ProtocolEnsembleTemperature rangePressure rangeDuration
HeatingNVT (Nosé-Hoover)300 K → 3000 KN/A10 ps
CompressionNPT (Nosé-Hoover)300 K → 3000 K0 → 500 GPa10 ps
Not all models support NPT dynamics. eqV2(OMat), EquiformerV2(OC22), EquiformerV2(OC20), and eSCN(OC20) have npt: false in the registry due to known issues with stress tensor computation.

Metrics

MetricDescription
Valid runs (%)Percentage of simulations that complete the full duration without crashing
Normalized final stepFinal simulation step divided by total target steps — a continuous survival proxy
Steps per secondMD throughput as a function of number of atoms (log-log scale)
Power-law scaling exponentFitted exponent n where steps/s ∝ N⁻ⁿ — measures how throughput degrades with system size
The survival plot on the leaderboard shows cumulative valid runs as a function of normalized simulation time. A model that crashes early shows a steep drop in the cumulative curve; a robust model stays near 100% throughout.
Inference speed is measured and plotted on a log-log scale with power-law fits. The exponent n reflects the model’s scaling with system size — lower n means better scalability to large systems.

Model support

The following models have results for the stability benchmark.

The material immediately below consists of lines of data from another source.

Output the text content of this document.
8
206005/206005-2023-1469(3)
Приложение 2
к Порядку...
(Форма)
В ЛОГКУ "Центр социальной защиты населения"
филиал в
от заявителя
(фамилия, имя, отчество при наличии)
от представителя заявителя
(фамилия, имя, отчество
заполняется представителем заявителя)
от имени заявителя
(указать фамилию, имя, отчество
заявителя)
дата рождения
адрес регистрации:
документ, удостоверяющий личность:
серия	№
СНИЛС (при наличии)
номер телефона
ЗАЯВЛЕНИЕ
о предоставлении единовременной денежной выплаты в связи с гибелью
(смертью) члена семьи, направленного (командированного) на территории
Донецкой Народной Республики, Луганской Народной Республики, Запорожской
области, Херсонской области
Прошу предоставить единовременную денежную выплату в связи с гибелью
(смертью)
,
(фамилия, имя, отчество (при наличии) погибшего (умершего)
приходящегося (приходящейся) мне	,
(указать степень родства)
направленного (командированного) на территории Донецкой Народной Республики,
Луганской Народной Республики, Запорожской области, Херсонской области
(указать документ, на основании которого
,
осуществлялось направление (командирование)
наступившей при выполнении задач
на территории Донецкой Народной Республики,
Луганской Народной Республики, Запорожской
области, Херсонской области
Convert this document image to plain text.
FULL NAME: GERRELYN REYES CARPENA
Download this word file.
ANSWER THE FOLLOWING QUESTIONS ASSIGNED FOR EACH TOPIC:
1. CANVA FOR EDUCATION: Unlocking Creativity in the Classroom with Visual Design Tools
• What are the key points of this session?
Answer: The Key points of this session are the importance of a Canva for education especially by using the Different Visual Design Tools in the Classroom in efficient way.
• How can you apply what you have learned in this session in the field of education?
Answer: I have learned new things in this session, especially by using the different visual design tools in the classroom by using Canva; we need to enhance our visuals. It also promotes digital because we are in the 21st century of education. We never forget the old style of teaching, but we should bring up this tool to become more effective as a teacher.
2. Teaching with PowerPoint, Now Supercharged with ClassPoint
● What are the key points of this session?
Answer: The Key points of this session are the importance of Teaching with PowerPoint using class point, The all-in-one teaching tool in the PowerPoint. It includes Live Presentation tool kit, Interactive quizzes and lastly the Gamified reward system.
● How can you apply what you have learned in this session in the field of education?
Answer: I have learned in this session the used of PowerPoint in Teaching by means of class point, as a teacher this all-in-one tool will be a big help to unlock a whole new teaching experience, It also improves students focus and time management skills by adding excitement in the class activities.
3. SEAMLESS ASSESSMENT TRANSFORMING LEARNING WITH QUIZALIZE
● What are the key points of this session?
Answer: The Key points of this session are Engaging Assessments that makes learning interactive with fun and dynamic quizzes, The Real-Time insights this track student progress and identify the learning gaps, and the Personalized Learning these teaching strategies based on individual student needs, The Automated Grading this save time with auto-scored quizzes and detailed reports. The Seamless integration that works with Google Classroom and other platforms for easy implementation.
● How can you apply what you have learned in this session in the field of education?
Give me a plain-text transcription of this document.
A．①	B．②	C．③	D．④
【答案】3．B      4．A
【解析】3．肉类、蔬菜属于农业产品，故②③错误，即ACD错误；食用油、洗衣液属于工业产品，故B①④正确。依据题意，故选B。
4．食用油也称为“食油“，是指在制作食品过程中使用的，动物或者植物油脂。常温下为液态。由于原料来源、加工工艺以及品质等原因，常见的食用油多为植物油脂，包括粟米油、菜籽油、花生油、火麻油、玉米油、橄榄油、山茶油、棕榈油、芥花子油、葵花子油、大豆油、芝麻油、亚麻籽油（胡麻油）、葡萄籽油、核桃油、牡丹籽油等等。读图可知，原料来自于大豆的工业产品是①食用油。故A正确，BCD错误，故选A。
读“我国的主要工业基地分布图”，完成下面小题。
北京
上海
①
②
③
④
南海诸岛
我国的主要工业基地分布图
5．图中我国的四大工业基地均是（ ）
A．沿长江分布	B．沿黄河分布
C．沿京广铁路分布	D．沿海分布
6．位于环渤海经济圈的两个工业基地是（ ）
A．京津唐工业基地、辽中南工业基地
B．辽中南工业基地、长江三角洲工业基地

Support requires the gpu-tasks: stability entry and, for NPT, npt: true in the model registry.
ModelNVT supportNPT supportTraining data
MACE-MP(M)YesYesMPTrj
MACE-MPAYesYesMPTrj, Alexandria
CHGNetYesYesMPTrj
M3GNetYesYesMPF
MatterSimYesYesMPTrj, Alexandria
ORBv2YesYesMPTrj, Alexandria
ORBYesYesMPTrj, Alexandria
SevenNetYesYesMPTrj

How to run

Two Jupyter notebooks orchestrate the benchmark runs:
  • benchmarks/stability/temperature.ipynb — NVT heating runs
  • benchmarks/stability/pressure.ipynb — NPT compression runs
Both notebooks use Prefect flows backed by Dask-JobQueue for parallel dispatch to SLURM.
1

Configure SLURM

Edit the cluster settings in benchmarks/stability/run.py. The default allocates 4 GPUs per node with a 4-hour wall time.
cluster_kwargs = dict(
    cores=1,
    memory="64 GB",
    account="your-account",
    walltime="04:00:00",
)
cluster = SLURMCluster(**cluster_kwargs)
cluster.adapt(minimum_jobs=10, maximum_jobs=50)
2

Run heating simulations

Open and run benchmarks/stability/temperature.ipynb. Results are saved as <model>-heating.parquet files in benchmarks/stability/<family>/.
3

Run compression simulations

Open and run benchmarks/stability/pressure.ipynb. Results are saved as <model>-compression.parquet files.
4

Analyze results

Open benchmarks/stability/plot.ipynb to generate the survival and speed-scaling figures.Alternatively, run the analysis script directly:
python benchmarks/stability/analysis.py
The temperature.ipynb notebook is the recommended starting point. It runs NVT simulations, which are supported by all models in the registry.

Interpreting results

Survival rate is the primary metric. A model that survives 100% of NVT heating runs is a prerequisite for use in production MD simulations at elevated temperatures. Models with survival rates below 50% should not be used for dynamics without careful per-system validation. Inference speed determines practical usability. The log-log speed vs. atoms plot reveals:
  • The absolute throughput at a given system size
  • How throughput degrades as system size grows (the power-law exponent)
  • Models with favorable message-passing architectures that scale sub-quadratically with atom count
NPT vs. NVT survival comparison reveals whether a model’s stress tensor implementation is reliable. A large drop in survival rate from NVT to NPT indicates stress-related failures under compression.